Charlie se jogou sobre suas mãos e joelhos. Ela estava acocorada atrás de uma fileira de jogos de fliperama, apertada no minúsculo espaço entre as máquinas e a parede, fios elétricos enrolados e plugues inúteis jogados embaixo dela. Ela estava encurralada: a única saída era passando pela coisa e ela não era rápida o suficiente para fazê-lo. Ela o via espreitando de um lado para o outro, fitando vislumbres de movimentos conforme ele passava diante do vão entre as máquinas. Mal havia espaço o suficiente para se mexer, mas ela tentou engatinhar para trás. Seu pé ficou preso em um fio e ela parou, contorcendo-se para desalojá-lo dali com todo o cuidado.
Ela ouviu o som de metal contra metal e a máquina mais distante bateu contra a parede. Ele a golpeou novamente, quebrando a tela, e então atacou a seguinte, destruindo-as quase que de forma rítmica, dilacerando todo o maquinário, chegando cada vez mais perto.
Eu preciso sair daqui, preciso! O pensamento aterrorizante não ajudava; não havia escapatória. Seu braço doía e ela queria cair em prantos. O sangue ensopava a atadura esfarrapada e ela parecia sentir sua perda.
Uma máquina há apenas alguns metros de distância foi atirada contra a parede e Charlie hesitou. Ele estava se aproximando; ela ouvia o ranger das engrenagens e os estalos dos servomecanismos, cada vez mais alto. De olhos fechados, ela ainda podia ver a forma como ele olhava para ela, ver o pelo desbotado e o metal exposto sob a pele sintética.
De repente, a máquina diante dela foi esmagada e atirada pelos ares, jogada como um brinquedo. Os fios de energia sob suas mãos e joelhos foram arrancados e Charlie escorregou e tropeçou, quase caindo. Ela se encolheu e ergueu o olhar, a tempo de ver o balançar descendente de um gancho...
Seja bem-vindo à Hurricane, Utah.
Charlie sorriu ironicamente diante da placa e continuou a dirigir. O mundo não parecia nada diferente de um lado da placa para o outro, mas ela sentiu uma expectativa tensa ao passar por ela. Ela não reconhecia nada. E também não esperava reconhecer, não tão longe da fronteira da cidade, onde tudo não passava de uma estrada e espaço vazio.

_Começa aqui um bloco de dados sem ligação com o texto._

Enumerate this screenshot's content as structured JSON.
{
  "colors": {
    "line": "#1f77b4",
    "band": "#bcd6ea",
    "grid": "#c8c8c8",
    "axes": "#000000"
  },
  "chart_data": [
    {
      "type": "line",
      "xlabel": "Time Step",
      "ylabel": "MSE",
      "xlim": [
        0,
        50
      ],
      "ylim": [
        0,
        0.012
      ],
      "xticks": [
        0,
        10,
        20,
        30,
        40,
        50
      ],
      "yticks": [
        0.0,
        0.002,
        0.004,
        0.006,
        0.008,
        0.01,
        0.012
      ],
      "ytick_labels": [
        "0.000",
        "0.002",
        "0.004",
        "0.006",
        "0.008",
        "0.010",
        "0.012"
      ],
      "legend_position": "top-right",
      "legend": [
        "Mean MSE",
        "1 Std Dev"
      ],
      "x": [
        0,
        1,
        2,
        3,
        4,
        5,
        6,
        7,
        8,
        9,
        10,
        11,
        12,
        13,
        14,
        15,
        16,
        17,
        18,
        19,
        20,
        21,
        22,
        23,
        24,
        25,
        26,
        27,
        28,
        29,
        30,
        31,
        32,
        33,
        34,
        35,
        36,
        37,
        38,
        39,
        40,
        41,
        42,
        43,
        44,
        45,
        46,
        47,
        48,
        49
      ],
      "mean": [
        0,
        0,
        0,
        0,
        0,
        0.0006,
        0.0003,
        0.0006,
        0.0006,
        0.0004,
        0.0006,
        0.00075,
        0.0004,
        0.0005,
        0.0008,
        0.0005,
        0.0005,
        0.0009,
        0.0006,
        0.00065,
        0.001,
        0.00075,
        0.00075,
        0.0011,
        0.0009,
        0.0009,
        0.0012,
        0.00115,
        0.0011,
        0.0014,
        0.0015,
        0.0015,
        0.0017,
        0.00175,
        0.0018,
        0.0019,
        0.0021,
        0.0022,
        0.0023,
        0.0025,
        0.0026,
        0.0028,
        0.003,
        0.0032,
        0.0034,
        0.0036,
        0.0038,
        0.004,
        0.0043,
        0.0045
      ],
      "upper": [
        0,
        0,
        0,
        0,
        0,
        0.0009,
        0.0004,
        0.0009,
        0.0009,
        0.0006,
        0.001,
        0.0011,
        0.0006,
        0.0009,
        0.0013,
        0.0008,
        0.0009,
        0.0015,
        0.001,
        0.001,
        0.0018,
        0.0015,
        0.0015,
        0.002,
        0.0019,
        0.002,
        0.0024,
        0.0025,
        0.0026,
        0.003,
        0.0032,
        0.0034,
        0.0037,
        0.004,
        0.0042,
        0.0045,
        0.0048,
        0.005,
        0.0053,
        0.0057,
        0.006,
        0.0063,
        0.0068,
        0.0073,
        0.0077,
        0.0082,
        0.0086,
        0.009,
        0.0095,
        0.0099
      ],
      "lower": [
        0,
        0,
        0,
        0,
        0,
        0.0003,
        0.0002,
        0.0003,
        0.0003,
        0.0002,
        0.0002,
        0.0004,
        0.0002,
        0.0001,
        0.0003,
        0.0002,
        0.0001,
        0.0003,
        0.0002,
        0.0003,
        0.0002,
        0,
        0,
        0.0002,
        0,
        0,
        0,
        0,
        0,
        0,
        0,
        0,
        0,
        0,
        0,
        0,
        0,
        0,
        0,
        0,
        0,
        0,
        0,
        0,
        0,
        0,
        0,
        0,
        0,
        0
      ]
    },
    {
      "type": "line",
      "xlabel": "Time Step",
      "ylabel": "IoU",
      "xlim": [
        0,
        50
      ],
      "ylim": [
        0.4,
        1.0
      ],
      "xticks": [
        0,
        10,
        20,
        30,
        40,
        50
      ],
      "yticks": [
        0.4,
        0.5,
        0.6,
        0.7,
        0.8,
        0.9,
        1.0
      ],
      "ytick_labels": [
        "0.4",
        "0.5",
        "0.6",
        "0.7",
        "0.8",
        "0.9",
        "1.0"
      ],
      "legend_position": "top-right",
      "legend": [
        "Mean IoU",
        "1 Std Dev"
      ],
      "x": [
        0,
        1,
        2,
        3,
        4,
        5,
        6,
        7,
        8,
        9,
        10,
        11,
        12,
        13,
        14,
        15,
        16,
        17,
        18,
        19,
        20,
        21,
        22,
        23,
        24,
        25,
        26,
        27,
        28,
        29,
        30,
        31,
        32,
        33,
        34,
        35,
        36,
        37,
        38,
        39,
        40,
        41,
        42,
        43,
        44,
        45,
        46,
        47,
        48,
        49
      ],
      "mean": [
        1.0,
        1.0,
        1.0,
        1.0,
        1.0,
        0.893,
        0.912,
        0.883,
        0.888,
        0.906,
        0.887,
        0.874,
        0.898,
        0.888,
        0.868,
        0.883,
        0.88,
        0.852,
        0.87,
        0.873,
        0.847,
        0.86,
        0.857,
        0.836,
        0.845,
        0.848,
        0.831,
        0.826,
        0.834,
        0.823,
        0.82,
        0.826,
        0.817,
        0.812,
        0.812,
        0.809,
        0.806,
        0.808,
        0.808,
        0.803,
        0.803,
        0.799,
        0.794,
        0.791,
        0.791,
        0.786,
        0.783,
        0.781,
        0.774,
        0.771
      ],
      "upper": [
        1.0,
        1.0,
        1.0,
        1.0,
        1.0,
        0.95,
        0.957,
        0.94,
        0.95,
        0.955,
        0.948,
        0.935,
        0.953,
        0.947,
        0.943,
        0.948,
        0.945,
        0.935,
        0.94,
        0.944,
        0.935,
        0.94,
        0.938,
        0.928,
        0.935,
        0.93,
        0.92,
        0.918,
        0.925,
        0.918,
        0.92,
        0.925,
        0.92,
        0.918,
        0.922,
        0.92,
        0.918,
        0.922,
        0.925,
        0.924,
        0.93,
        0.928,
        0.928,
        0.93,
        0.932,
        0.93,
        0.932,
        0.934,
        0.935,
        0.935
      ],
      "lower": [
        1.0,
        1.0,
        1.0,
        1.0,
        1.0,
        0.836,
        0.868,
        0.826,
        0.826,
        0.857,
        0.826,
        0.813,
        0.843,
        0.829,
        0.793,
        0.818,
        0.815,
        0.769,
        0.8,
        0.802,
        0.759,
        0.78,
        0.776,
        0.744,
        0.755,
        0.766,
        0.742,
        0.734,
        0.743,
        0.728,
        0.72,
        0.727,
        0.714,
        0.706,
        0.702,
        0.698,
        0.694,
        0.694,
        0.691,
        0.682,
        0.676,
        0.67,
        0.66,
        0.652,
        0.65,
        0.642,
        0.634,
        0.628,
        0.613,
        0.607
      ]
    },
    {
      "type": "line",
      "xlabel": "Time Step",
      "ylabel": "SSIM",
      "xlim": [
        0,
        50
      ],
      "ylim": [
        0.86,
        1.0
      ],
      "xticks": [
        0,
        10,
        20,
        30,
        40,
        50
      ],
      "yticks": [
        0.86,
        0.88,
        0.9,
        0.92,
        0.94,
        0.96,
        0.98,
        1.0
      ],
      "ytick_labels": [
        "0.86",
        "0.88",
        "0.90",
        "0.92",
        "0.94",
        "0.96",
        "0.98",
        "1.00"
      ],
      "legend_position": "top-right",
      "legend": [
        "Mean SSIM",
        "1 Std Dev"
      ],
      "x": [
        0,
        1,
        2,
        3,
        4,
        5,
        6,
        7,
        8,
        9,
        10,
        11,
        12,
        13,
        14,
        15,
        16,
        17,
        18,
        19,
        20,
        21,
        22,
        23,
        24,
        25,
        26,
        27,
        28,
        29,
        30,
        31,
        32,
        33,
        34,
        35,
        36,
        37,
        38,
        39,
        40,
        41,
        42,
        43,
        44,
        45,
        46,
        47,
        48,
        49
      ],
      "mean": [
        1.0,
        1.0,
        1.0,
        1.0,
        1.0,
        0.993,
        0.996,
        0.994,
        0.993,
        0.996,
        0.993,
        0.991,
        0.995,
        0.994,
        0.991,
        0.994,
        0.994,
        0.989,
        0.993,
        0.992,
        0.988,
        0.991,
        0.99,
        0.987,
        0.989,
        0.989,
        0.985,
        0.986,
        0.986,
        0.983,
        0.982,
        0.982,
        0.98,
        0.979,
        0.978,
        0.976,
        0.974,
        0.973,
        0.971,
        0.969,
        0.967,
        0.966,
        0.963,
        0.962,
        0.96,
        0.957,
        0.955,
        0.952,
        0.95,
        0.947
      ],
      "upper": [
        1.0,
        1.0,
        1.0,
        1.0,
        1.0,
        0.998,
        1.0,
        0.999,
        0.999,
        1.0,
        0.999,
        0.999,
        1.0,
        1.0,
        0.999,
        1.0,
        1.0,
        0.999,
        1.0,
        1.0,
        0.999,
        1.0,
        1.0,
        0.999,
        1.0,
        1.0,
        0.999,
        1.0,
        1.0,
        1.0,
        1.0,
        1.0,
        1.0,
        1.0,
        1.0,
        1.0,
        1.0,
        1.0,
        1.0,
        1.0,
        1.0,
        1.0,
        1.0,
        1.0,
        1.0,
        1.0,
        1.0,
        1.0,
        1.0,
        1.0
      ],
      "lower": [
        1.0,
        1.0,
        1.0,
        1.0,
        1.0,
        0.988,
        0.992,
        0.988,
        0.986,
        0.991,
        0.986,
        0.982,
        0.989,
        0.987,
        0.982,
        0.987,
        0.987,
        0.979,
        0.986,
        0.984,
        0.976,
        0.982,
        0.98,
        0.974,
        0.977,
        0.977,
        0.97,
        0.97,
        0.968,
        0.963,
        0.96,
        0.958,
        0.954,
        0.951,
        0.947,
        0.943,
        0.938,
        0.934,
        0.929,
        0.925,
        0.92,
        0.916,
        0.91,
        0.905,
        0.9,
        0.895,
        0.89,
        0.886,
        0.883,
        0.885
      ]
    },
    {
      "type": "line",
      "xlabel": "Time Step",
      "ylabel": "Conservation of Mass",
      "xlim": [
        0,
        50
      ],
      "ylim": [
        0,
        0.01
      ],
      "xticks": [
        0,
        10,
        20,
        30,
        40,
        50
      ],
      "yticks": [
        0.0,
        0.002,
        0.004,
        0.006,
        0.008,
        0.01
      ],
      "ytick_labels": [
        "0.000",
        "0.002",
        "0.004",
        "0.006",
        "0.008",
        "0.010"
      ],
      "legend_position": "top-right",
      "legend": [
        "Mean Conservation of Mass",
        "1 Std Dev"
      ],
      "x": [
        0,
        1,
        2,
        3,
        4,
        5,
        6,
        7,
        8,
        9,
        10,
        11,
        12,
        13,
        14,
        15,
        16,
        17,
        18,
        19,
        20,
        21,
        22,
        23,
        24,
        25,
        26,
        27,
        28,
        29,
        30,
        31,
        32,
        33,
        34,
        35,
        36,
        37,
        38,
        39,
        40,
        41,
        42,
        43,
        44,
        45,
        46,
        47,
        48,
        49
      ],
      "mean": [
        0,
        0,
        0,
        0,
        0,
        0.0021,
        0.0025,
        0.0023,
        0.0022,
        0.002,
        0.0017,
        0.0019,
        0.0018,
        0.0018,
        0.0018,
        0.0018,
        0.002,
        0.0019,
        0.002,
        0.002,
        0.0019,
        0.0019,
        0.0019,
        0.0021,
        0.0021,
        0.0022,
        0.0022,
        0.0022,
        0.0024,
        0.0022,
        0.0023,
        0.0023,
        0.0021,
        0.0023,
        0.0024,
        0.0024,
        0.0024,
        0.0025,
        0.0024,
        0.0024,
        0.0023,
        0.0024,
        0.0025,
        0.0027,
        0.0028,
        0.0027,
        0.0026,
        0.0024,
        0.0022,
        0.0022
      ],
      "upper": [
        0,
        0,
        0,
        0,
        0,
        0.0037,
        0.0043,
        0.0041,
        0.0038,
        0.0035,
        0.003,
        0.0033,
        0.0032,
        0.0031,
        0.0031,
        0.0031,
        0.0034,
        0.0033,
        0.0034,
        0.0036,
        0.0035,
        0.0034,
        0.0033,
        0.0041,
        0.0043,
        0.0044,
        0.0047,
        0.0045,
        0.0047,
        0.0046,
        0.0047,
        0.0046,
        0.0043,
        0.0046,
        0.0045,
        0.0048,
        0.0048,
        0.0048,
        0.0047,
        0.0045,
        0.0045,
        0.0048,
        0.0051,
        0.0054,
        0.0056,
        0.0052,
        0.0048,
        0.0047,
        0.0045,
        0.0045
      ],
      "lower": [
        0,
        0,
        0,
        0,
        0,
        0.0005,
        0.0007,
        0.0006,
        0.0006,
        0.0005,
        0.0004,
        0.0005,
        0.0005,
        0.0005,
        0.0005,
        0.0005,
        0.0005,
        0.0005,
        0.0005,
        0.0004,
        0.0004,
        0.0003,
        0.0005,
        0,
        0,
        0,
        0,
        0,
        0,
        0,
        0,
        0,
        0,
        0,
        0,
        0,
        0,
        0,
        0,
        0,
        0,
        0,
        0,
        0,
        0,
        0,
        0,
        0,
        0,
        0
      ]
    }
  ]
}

Ela imaginava como estariam ou outros, quem seriam agora. Dez anos atrás, eles eram melhores amigos. E então aquilo aconteceu e tudo acabou, pelo menos para Charlie. Ela não via nenhum deles desde os sete anos de idade. Eles se escreviam o tempo todo quando eram crianças, especialmente Marla, que escrevia assim como falava: de forma rápida e incoerente. Mas conforme foram ficando mais velhos, foram também se afastando e as cartas se tornaram menos numerosas, com espaços de tempo cada vez maiores entre elas, e as conversas a respeito desta viagem acabaram sendo superficiais e cheias de pausas esquisitas. Charlie repetia seus nomes como se para se assegurar de que ainda se lembrava deles. Marla. Jessica. Lamar. Carlton. John. E Michael... E no fim das contas, essa era a razão da viagem. Michael. Fazia dez anos desde sua morte, dez anos desde que aquilo aconteceu, e agora seus pais queriam que todos se juntassem para uma cerimônia em sua homenagem, que todos os seus velhos amigos estivessem lá quando anunciassem a bolsa de estudos que estava sendo criada em seu nome. Charlie sabia que isso era uma coisa boa a ser feita, mas a reunião ainda parecia um tanto macabra. Ela se arrepiou e desligou o ar condicionado, mesmo sabendo que não estava frio.
Conforme dirigia em direção ao centro da cidade, Charlie começou a reconhecer as coisas: algumas lojas e o cinema, que agora anunciava o mais novo sucesso do verão. Ela sentiu um breve momento de surpresa, e então sorriu consigo mesma. O que esperava, que o lugar não teria mudado nada? Um monumento do momento de sua partida, eternamente congelado em julho de 1985? Bem, era exatamente isso o que ela esperava. Ela olhou seu relógio. Ainda havia algumas horas a matar antes de todos se encontrarem. Ela pensou em ir ao cinema, mas sabia o que realmente queria fazer. Charlie virou a esquerda e saiu da cidade.